Opinion
2011-09-20
Richard T. Lau, Jericho, N.Y. (Linda Meisler of counsel), for appellants.Siben & Siben, LLP, Bay Shore, N.Y. (Alan G. Faber of counsel), for respondent.
In an action to recover damages for personal injuries, the defendants appeal from an order of the Supreme Court, Suffolk County (Tanenbaum, J.), dated December 2, 2010, which denied their motion for summary judgment dismissing the complaint on the ground that the plaintiff did not sustain a serious injury within the meaning of Insurance Law § 5102(d).
ORDERED that the order is reversed, on the law, with costs, and the defendants' motion for summary judgment dismissing the complaint is granted.
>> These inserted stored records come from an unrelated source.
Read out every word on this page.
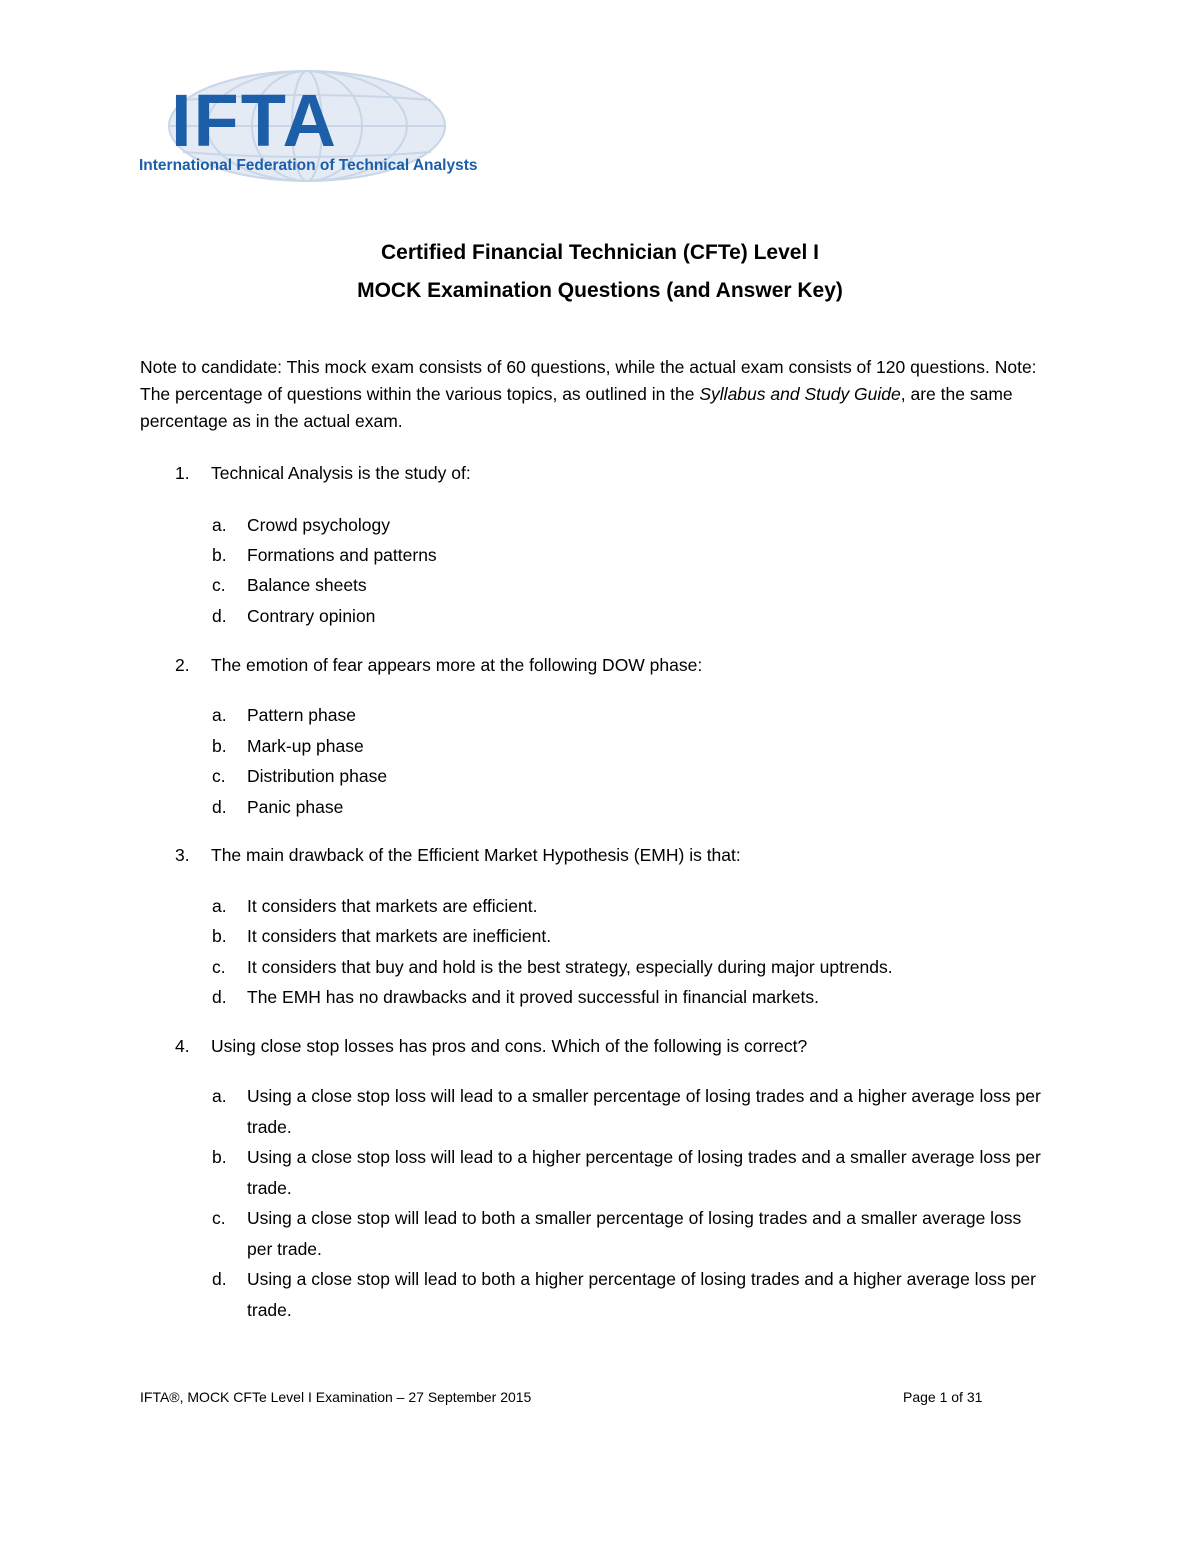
IFTA
International Federation of Technical Analysts
Certified Financial Technician (CFTe) Level I
MOCK Examination Questions (and Answer Key)
Note to candidate: This mock exam consists of 60 questions, while the actual exam consists of 120 questions. Note: The percentage of questions within the various topics, as outlined in the Syllabus and Study Guide, are the same percentage as in the actual exam.
1.	Technical Analysis is the study of:
a.	Crowd psychology
b.	Formations and patterns
c.	Balance sheets
d.	Contrary opinion
2.	The emotion of fear appears more at the following DOW phase:
a.	Pattern phase
b.	Mark-up phase
c.	Distribution phase
d.	Panic phase
3.	The main drawback of the Efficient Market Hypothesis (EMH) is that:
a.	It considers that markets are efficient.
b.	It considers that markets are inefficient.
c.	It considers that buy and hold is the best strategy, especially during major uptrends.
d.	The EMH has no drawbacks and it proved successful in financial markets.
4.	Using close stop losses has pros and cons. Which of the following is correct?
a.	Using a close stop loss will lead to a smaller percentage of losing trades and a higher average loss per trade.
b.	Using a close stop loss will lead to a higher percentage of losing trades and a smaller average loss per trade.
c.	Using a close stop will lead to both a smaller percentage of losing trades and a smaller average loss per trade.
d.	Using a close stop will lead to both a higher percentage of losing trades and a higher average loss per trade.
IFTA®, MOCK CFTe Level I Examination – 27 September 2015	Page 1 of 31
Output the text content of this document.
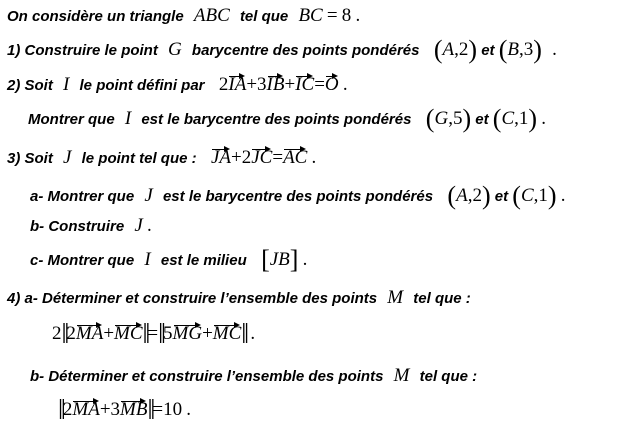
On considère un triangle ABC tel que BC = 8 .
1) Construire le point G barycentre des points pondérés (A,2) et (B,3) .
2) Soit I le point défini par 2IA+3IB+IC=O .
Montrer que I est le barycentre des points pondérés (G,5) et (C,1) .
3) Soit J le point tel que : JA+2JC=AC .
a- Montrer que J est le barycentre des points pondérés (A,2) et (C,1) .
b- Construire J .
c- Montrer que I est le milieu [JB] .
4) a- Déterminer et construire l’ensemble des points M tel que :
2‖2MA+MC‖=‖5MG+MC‖ .
b- Déterminer et construire l’ensemble des points M tel que :
‖2MA+3MB‖=10 .
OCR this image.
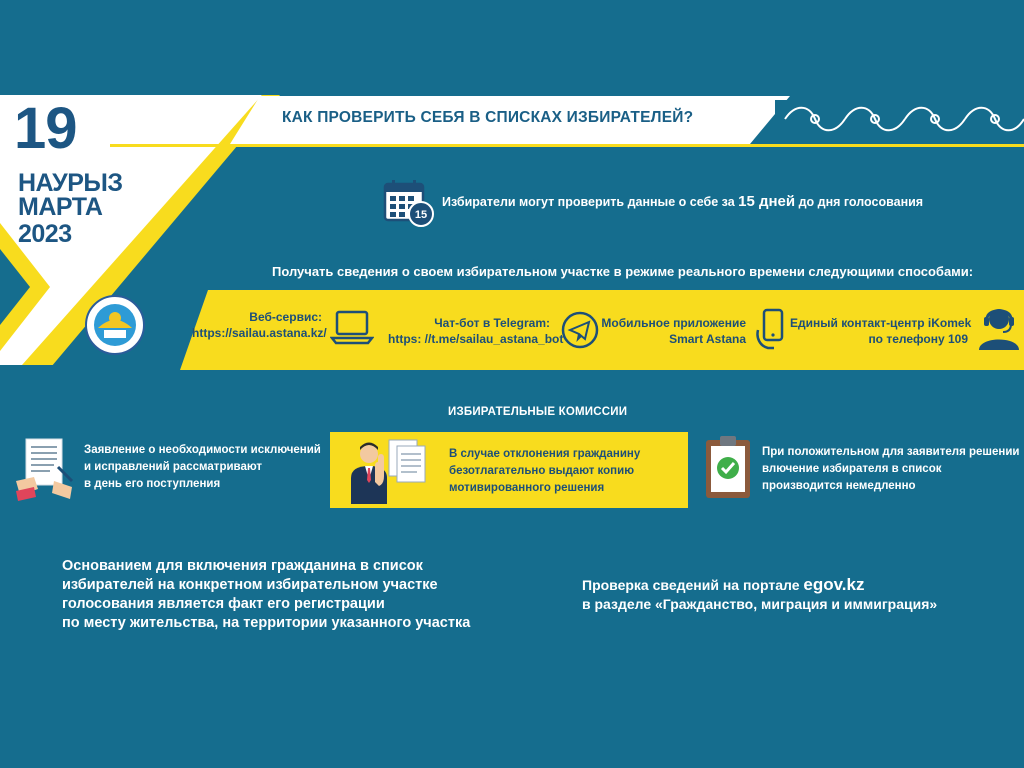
КАК ПРОВЕРИТЬ СЕБЯ В СПИСКАХ ИЗБИРАТЕЛЕЙ?
19
НАУРЫЗ
МАРТА
2023
15
Избиратели могут проверить данные о себе за 15 дней до дня голосования
Получать сведения о своем избирательном участке в режиме реального времени следующими способами:
Веб-сервис:
https://sailau.astana.kz/
Чат-бот в Telegram:
https: //t.me/sailau_astana_bot
Мобильное приложение
Smart Astana
Единый контакт-центр iKomek
по телефону 109
ИЗБИРАТЕЛЬНЫЕ КОМИССИИ
Заявление о необходимости исключений
и исправлений рассматривают
в день его поступления
В случае отклонения гражданину
безотлагательно выдают копию
мотивированного решения
При положительном для заявителя решении
влючение избирателя в список
производится немедленно
Основанием для включения гражданина в список
избирателей на конкретном избирательном участке
голосования является факт его регистрации
по месту жительства, на территории указанного участка
Проверка сведений на портале egov.kz
в разделе «Гражданство, миграция и иммиграция»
The defendants met their prima facie burden of establishing that the plaintiff did not sustain a serious injury within the meaning of Insurance Law § 5102(d) as a result of the subject accident ( see Toure v. Avis Rent A Car Sys., 98 N.Y.2d 345, 746 N.Y.S.2d 865, 774 N.E.2d 1197; Gaddy v. Eyler, 79 N.Y.2d 955, 956–957, 582 N.Y.S.2d 990, 591 N.E.2d 1176). The plaintiff alleged that, as a result of the subject accident, she sustained certain injuries to the cervical and thoracolumbar regions of her spine, and her left hip. However, the defendants submitted competent medical evidence establishing, prima facie, that none of those alleged injuries constituted a serious injury within the meaning of Insurance Law § 5102(d) ( see Staff v. Yshua, 59 A.D.3d 614, 874 N.Y.S.2d 180; Rodriguez v. Huerfano, 46 A.D.3d 794, 795, 849 N.Y.S.2d 275). Furthermore, while the plaintiff also alleged that she sustained a serious injury under the 90/180–day category of Insurance Law § 5102(d), the defendants submitted evidence establishing, prima facie, that during the 180–day period immediately following the subject accident, the plaintiff did not have an injury or impairment which, for
more than 90 days, prevented her from performing substantially all of the acts that constituted her usual and customary daily activities ( cf. Kin Chong Ku v. Baldwin–Bell, 61 A.D.3d 938, 939, 880 N.Y.S.2d 76).
In opposition, the plaintiff failed to provide a reasonable explanation for a cessation of her medical treatment ( see Pommells v. Perez, 4 N.Y.3d 566, 574, 797 N.Y.S.2d 380, 830 N.E.2d 278) and failed to raise a triable issue of fact. Accordingly, the Supreme Court should have granted the defendants' motion for summary judgment dismissing the complaint.
DILLON, J.P., DICKERSON, LEVENTHAL, AUSTIN and MILLER, JJ., concur.